I want our children to see that our marriage is strong, loving, yet not without flaws. I want them to know that marriage, like any relationship, needs work, a strong commitment and loving companionship. We help each other when difficult situations arise, and in life, they always do. When we were first married, we went through the infertility process together; it breaks many couples apart yet it brought us closer together. We share pain and joy, I am more emotional, he is more practical. We balance each other like a delicate balancing toy, sometimes tipping over, always able to right itself to startling precision.We try to laugh even during hard times. He has taught me to be less pessimistic; I have taught him that it is okay to be vulnerable.

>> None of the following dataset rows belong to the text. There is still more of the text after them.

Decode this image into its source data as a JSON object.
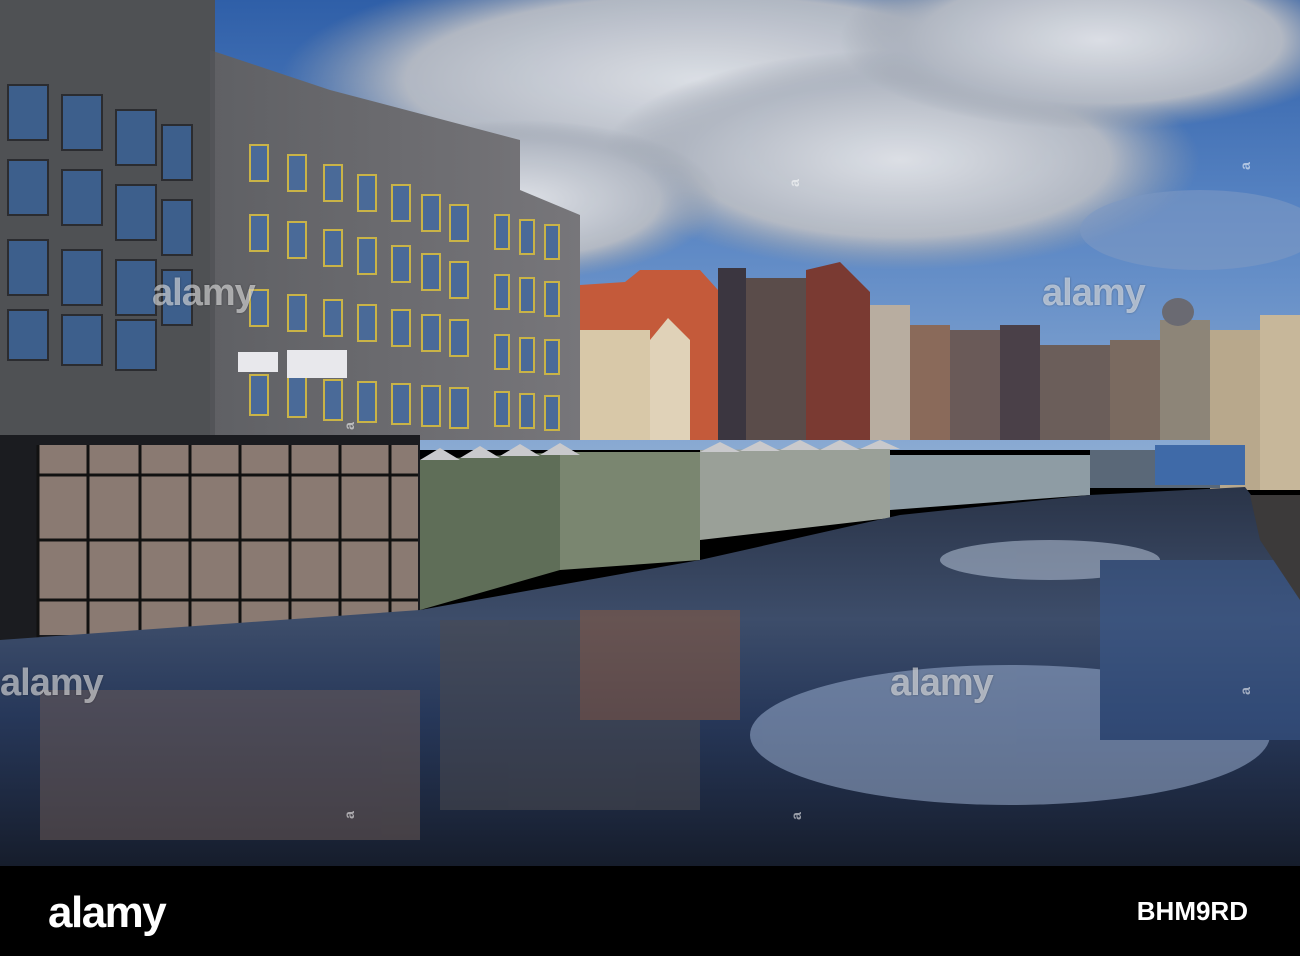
{
  "watermark": {
    "brand": "alamy",
    "edge_mark": "a"
  },
  "footer": {
    "logo": "alamy",
    "image_code": "BHM9RD"
  },
  "colors": {
    "sky": "#3f72b8",
    "cloud": "#c9ccd2",
    "water": "#1d2a40",
    "footer_bg": "#000000"
  }
}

Through the 25 years of our relationship we have grown closer together even after we have grown apart. He likes skiing, I like sunshine, he plays racquetball, I need to write. For a little while we thought it was odd that we did not share activities in common but we adjusted and compromised. We trust each other so that if he wants to go skiing, he goes with a friend. If I need sunshine in the middle of a gray, cold winter, I have flown to Florida for a few days. We can be independent of each other yet always happy to reconnect. We share the joy of traveling together, France, Australia, Amsterdam,  Aruba, Rhode Island. We held hands when we snorkeling on our engagement trip in Hawaii, my most favorite memory. While he would prefer to stomp through old ruins, I would rather walk on the beach finding seashells; we compromise.

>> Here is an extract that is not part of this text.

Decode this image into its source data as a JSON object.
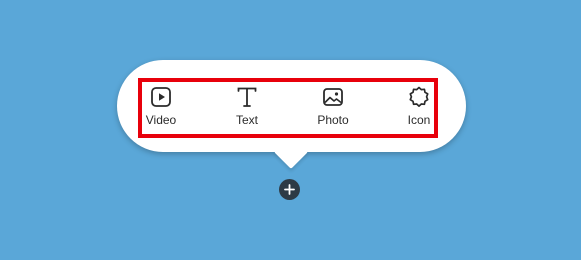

He is an atheist, I believe in G-d. We have two amazing children, a boy, 18 and a girl, 16. We share their triumphs and their pain; we help each other deal with our ever-changing reality. If the children attack us, as teenagers often do, we immediately look at each other. The silent language of marriage is a subtle one, but we speak it fluently.

I fear the day that one of us is left alone. I pray it won’t be for a very long time yet thinking about it frightens me. He is the one person that I trust with my life, that I can count on without question. He feels the same way about me. We know the best and the worst of each other and accept and acknowledge both. If I had to, I know deep down, that I could survive without him; I just don’t want to.